--- a/SMC2015latex/section/background.tex	Mon Apr 27 11:55:33 2015 +0100
+++ b/SMC2015latex/section/background.tex	Mon Apr 27 12:27:12 2015 +0100
@@ -85,7 +85,7 @@
 
 \subsubsection{Toussaint 2002 `Metric Complexity' (\metrical)}
 \label{sec:background:models:tmc}
-Toussaint's \emph{metric complexity} measure \cite{Toussaint02Metrical} defines the metrical weights as $\metricweight_\metriclevel = \metriclevel_{\textrm{max}} - \metriclevel +1$, thus stronger metrical position is associated with higher weight and the weakest position will be $\metricweight_{\metriclevel_{\textrm{max}}}=1$.

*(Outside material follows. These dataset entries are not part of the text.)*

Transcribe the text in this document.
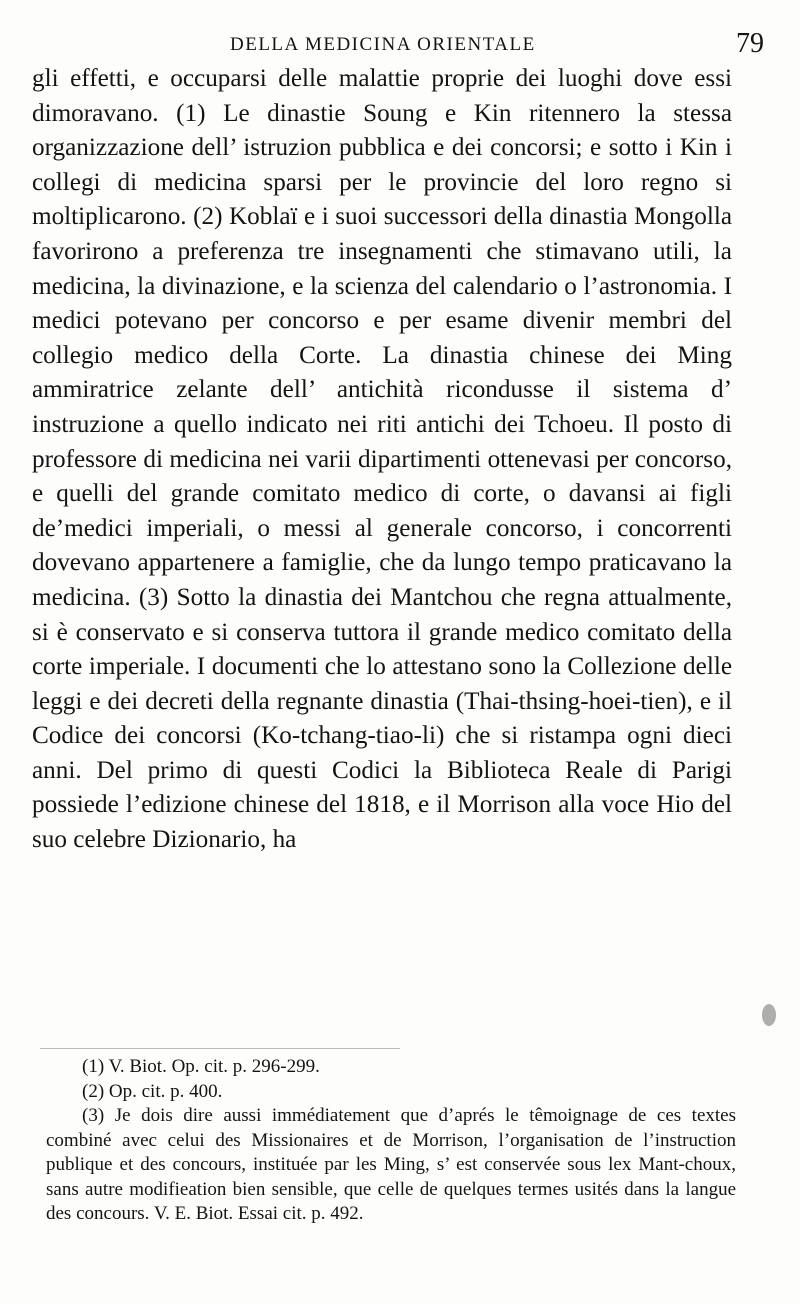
DELLA MEDICINA ORIENTALE	79

gli effetti, e occuparsi delle malattie proprie dei luoghi dove essi dimoravano. (1) Le dinastie Soung e Kin ritennero la stessa organizzazione dell’ istruzion pubblica e dei concorsi; e sotto i Kin i collegi di medicina sparsi per le provincie del loro regno si moltiplicarono. (2) Koblaï e i suoi successori della dinastia Mongolla favorirono a preferenza tre insegnamenti che stimavano utili, la medicina, la divinazione, e la scienza del calendario o l’astronomia. I medici potevano per concorso e per esame divenir membri del collegio medico della Corte. La dinastia chinese dei Ming ammiratrice zelante dell’ antichità ricondusse il sistema d’ instruzione a quello indicato nei riti antichi dei Tchoeu. Il posto di professore di medicina nei varii dipartimenti ottenevasi per concorso, e quelli del grande comitato medico di corte, o davansi ai figli de’medici imperiali, o messi al generale concorso, i concorrenti dovevano appartenere a famiglie, che da lungo tempo praticavano la medicina. (3) Sotto la dinastia dei Mantchou che regna attualmente, si è conservato e si conserva tuttora il grande medico comitato della corte imperiale. I documenti che lo attestano sono la Collezione delle leggi e dei decreti della regnante dinastia (Thai-thsing-hoei-tien), e il Codice dei concorsi (Ko-tchang-tiao-li) che si ristampa ogni dieci anni. Del primo di questi Codici la Biblioteca Reale di Parigi possiede l’edizione chinese del 1818, e il Morrison alla voce Hio del suo celebre Dizionario, ha

(1) V. Biot. Op. cit. p. 296-299.

(2) Op. cit. p. 400.

(3) Je dois dire aussi immédiatement que d’aprés le têmoignage de ces textes combiné avec celui des Missionaires et de Morrison, l’organisation de l’instruction publique et des concours, instituée par les Ming, s’ est conservée sous lex Mant-choux, sans autre modifieation bien sensible, que celle de quelques termes usités dans la langue des concours. V. E. Biot. Essai cit. p. 492.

+Toussaint's \emph{metric complexity} measure \cite{Toussaint02Metrical} defines the metrical weights as $\metricweight_\metriclevel = \metriclevel_{\textrm{max}} - \metriclevel +1$, thus stronger metrical position is associated with higher weight and the weakest position will be $\metricweight_{\metriclevel_{\textrm{max}}}=1$. The hypothesis of the model is that the level of syncopation is the difference between the metrical simplicity of the rhythm (i.e. the sum of the metrical weights for each note) and the maximum possible metrical simplicity (i.e. the sum of metrical weights for a rhythm containing the same number of notes but placed at strongest possible metrical positions).
 
 \subsubsection{Sioros and Guedes 2011 (\sioros)}
 \label{sec:background:models:sg}